H-Plane Tee (Shunt Tee)
Understanding the H-Plane Tee
In microwave engineering, splitting an RF signal requires a junction. The H-Plane Tee is one of the two fundamental waveguide splitters. It earns the name "H-Plane" because the new branch connects parallel to the Magnetic (H) field lines of the dominant TE₁₀ waveguide mode. Because of its geometric construction on the narrow wall, it electrically behaves like a parallel (shunt) circuit.
The 0-Degree Phase Split (In-Phase)
The most important characteristic of the H-Plane Tee is how it handles phase. Imagine feeding a radar pulse down the vertical arm of the "T" (Port 3). When the wave hits the far wall of the main waveguide, it splits left to Port 1 and right to Port 2.
Unlike the E-Plane tee, the electric field vector in an H-Plane tee does not flip directions. If the electric field arrow is pointing "up" in the vertical arm, it continues pointing "up" as it splits into both the left and right arms. Mathematically, this means the two output signals are identical in power and perfectly 0 degrees in phase.
S₂₃ = S₁₃
What this means:
If you input 100 Watts at Port 3 (the vertical arm):
- Port 1 outputs 50 Watts at 0° phase.
- Port 2 outputs 50 Watts at 0° phase (indicated by the positive sign, meaning no phase difference).
The Sum Port (Addition)
Like all passive RF components, an H-Plane Tee is reciprocal. It can be used to split a signal, or combine two signals. What happens if you pump two signals into the side arms (Port 1 and Port 2) and extract the result from the vertical arm (Port 3)?
- If the two input signals are perfectly in-phase, they constructively combine at the junction. The full power exits Port 3.

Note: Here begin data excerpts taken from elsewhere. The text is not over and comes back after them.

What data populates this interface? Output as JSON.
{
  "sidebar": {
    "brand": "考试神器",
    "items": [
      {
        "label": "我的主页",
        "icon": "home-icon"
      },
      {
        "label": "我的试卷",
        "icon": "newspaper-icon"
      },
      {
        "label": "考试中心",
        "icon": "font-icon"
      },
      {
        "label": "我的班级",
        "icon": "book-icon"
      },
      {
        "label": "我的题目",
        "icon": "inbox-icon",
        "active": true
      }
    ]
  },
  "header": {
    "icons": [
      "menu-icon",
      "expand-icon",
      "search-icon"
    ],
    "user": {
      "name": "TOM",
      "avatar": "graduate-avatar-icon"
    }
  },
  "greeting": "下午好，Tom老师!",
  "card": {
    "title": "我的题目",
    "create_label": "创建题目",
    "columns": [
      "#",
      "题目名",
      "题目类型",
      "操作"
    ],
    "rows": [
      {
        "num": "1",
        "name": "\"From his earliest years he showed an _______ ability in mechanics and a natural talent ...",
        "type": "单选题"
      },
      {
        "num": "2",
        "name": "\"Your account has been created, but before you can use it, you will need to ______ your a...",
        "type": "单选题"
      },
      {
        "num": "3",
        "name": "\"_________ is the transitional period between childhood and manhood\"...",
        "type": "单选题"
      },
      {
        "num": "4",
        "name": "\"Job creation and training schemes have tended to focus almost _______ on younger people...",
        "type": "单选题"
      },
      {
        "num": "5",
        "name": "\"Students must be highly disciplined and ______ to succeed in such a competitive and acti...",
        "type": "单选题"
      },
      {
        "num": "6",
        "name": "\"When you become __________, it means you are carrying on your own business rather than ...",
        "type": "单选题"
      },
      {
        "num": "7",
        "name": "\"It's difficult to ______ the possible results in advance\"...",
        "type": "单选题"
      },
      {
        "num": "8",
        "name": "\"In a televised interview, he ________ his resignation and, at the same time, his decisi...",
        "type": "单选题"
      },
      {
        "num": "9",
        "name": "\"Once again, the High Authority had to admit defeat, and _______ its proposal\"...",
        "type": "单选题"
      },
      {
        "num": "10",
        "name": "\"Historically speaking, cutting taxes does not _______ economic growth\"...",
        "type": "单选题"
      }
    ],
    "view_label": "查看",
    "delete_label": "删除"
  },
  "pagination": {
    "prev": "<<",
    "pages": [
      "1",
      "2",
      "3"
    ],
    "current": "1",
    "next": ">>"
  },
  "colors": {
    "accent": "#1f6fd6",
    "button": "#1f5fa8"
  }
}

- If the two input signals are exactly 180-degrees out of phase, they will destructively interfere and perfectly cancel each other out at the junction. The output at Port 3 will be zero.
For this reason, when an H-Plane Tee is used as a combiner, it acts as an adder. Port 3 is often referred to as the Sum Port or the Sigma ($\Sigma$) port in advanced radar networks.
E-Plane vs. H-Plane Summary
| Feature | H-Plane Tee (Shunt) | E-Plane Tee (Series) |
|---|---|---|
| Attachment Wall | Narrow Wall | Broad Wall |
| Power Split (from Branch) | Equal (50% / 50%) | Equal (50% / 50%) |
| Phase Shift | 0° (In-phase) | 180° (Out of phase) |
| Combining Action | Adds signals (Sum Port) | Subtracts signals (Difference Port) |
Frequently Asked Questions
Why is it called an H-Plane Tee?
It is named based on its geometry relative to the electromagnetic field. The auxiliary branch (the vertical arm of the "T") is attached to the narrow wall of the waveguide, which is parallel to the Magnetic (H) field lines of the dominant TE10 mode.
Why do the outputs have a 0-degree phase shift?
Unlike the E-Plane tee which forces the electric field to bend in opposite directions, the H-Plane tee splits the wave along the magnetic field. The electric field vector remains pointing in the same direction (e.g., straight up) in both output arms, meaning the waves are perfectly in-phase.
What happens if I feed signals into both colinear arms at the same time?
If you feed two identical, in-phase signals into the two horizontal arms, they will combine constructively at the vertical H-arm because of the 0-degree phase property. The H-arm becomes a "sum" port.